Rhetoric and Economics

Economics, as an academic discipline, remains a philosophical pursuit. This causes a "crises of identity" when students confront the notion that economics might be as much philosophy as anything else.

How might I justify this claim, when contemporary econ programs in the United States have a deeply ingrained "quantitative" and "computational" identity? How can I claim there is any crisis in a field that deeply, emotionally, attaches itself to math and "scientific" methodologies?

As readers know, I am an ambivalent believer in quantitative research and computational modeling. We need models, and they serve many purposes, but they are not "science" in the way most of the population now understands the label.

In sciences such as quantum physics, cosmology, neuropsychology, and even climatology, disagreements are common, but there are core areas of agreement. Most sciences have a certain "Duh?" set of assumptions that support current research.

Yet, economics retains its roots in philosophy, history, and political theory. Many economic debates are indisputably ideological, even debates concerning the "faith" placed in models.

As an instructor in an undergraduate economics program, I remind my students that I am not an economist, but rather a rhetorician with an interest in economics and policy debates. From my perspective, economics is a rhetorical discipline: economists seek to persuade other scholars, policy makers, and the public that their theories correctly explain interactions, transactions, and allocations. Economics is, even with scientific methodologies, inherently philosophical.

All sciences, according rhetoricians, are persuasive fields. But, economics relies more on the power of persuasion and public debates to declare "winners" and "losers" in the field than other disciplines. Economists and thinkers interested in economics use mass media, not peer-review journals, to affect policy choices.

Consider the most influential economists are media figures. Paul Krugman, Peter Morici, Mark Zandi, and others use cable television, major newspapers, and websites to promote their ideals. They are as much public intellectuals as scholars. These individuals promote political agendas, which necessarily raises questions about the nature of economics.

My students need rhetorical training. They need to understand logical fallacies and the (often sad) state of public policy debates. They need to appreciate that while most economists, like any other workers, toil in obscurity, the shapers of opinion and future research agendas are masters of rhetorical analysis and rhetorical devices.

I am working on a guide to communicating for economists. I am also reading every economics textbook I can secure. I'm reading everything from the philosophical classics to current mathematically-dense econometrics texts. I need to understand what my students know of the methods used by economists to help them better communicate with wider audiences.
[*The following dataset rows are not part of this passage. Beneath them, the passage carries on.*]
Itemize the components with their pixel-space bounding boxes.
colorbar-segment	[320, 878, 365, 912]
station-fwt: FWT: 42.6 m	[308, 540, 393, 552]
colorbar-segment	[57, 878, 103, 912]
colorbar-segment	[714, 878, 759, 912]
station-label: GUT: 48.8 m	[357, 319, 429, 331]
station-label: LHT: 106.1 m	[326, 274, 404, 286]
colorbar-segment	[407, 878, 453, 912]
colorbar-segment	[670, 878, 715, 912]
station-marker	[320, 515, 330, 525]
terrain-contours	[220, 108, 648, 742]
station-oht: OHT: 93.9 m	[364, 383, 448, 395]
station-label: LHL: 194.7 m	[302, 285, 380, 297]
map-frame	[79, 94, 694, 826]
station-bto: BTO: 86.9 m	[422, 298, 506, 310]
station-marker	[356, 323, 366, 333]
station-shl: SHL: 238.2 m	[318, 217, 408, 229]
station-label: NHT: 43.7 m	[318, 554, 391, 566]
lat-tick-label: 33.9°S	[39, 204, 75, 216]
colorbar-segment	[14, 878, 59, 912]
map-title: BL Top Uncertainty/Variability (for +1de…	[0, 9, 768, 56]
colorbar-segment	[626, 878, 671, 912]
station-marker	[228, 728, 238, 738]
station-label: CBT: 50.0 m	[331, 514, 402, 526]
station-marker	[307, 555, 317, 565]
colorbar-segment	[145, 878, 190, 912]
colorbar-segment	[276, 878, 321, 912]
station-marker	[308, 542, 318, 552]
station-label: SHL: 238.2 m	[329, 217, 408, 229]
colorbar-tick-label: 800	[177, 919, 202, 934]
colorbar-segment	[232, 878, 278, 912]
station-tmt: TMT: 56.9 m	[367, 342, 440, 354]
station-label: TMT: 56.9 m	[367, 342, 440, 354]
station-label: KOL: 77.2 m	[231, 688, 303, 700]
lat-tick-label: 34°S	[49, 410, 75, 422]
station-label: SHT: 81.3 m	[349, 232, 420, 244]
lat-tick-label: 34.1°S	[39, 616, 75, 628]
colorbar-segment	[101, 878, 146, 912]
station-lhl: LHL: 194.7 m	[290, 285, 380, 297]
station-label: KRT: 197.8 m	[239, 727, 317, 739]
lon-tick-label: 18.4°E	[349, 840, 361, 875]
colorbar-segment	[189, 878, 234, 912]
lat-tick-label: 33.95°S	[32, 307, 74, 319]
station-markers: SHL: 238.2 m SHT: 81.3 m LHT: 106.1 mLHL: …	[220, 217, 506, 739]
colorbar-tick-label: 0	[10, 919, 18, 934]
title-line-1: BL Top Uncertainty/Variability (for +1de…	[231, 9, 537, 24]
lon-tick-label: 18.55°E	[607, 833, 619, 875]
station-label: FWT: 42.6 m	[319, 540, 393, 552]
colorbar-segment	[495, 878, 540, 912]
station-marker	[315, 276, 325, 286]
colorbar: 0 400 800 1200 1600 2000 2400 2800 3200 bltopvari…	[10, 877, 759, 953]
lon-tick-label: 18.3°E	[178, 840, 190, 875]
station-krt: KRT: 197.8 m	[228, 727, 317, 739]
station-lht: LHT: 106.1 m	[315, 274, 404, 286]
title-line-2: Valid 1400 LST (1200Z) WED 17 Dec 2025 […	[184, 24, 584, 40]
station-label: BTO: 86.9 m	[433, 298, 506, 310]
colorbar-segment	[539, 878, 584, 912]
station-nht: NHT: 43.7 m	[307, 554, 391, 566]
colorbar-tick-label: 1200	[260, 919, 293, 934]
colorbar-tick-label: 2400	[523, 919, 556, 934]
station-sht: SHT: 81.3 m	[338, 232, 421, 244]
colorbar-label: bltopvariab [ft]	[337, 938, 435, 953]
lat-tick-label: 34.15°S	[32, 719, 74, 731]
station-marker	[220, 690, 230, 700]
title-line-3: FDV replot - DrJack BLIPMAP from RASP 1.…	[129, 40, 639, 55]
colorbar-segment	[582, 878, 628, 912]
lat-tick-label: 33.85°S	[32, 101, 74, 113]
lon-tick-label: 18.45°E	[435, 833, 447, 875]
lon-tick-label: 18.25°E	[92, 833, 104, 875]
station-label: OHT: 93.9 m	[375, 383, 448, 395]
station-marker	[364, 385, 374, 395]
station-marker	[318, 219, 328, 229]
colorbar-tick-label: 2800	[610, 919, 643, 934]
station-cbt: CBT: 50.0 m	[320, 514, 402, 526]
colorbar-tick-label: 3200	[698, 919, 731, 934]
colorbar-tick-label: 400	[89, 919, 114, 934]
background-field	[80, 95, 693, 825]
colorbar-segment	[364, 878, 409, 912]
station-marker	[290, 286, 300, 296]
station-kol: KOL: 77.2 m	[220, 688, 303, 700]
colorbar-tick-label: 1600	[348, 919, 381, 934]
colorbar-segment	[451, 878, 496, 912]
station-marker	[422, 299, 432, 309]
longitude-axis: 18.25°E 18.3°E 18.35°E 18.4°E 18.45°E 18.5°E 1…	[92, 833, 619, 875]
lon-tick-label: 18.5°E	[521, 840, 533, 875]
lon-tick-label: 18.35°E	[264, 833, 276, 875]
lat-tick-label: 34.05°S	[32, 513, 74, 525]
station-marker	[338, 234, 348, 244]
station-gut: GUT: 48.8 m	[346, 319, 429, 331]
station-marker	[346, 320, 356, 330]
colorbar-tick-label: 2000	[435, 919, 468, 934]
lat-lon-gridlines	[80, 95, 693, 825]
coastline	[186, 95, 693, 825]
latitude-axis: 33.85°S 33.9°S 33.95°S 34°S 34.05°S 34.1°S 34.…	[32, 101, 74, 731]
Teaching my students that economics is as much philosophy as math, I am also trying to teach them that the choices of what to analyze with math are philosophical. What questions you ask are not driven solely by dispassionate math: you ask questions to which you want answers. That's an emotional process, a philosophical process.

Rhetoric and economics belong together, since the most influential economists are skilled communicators — or they have skilled public proponents.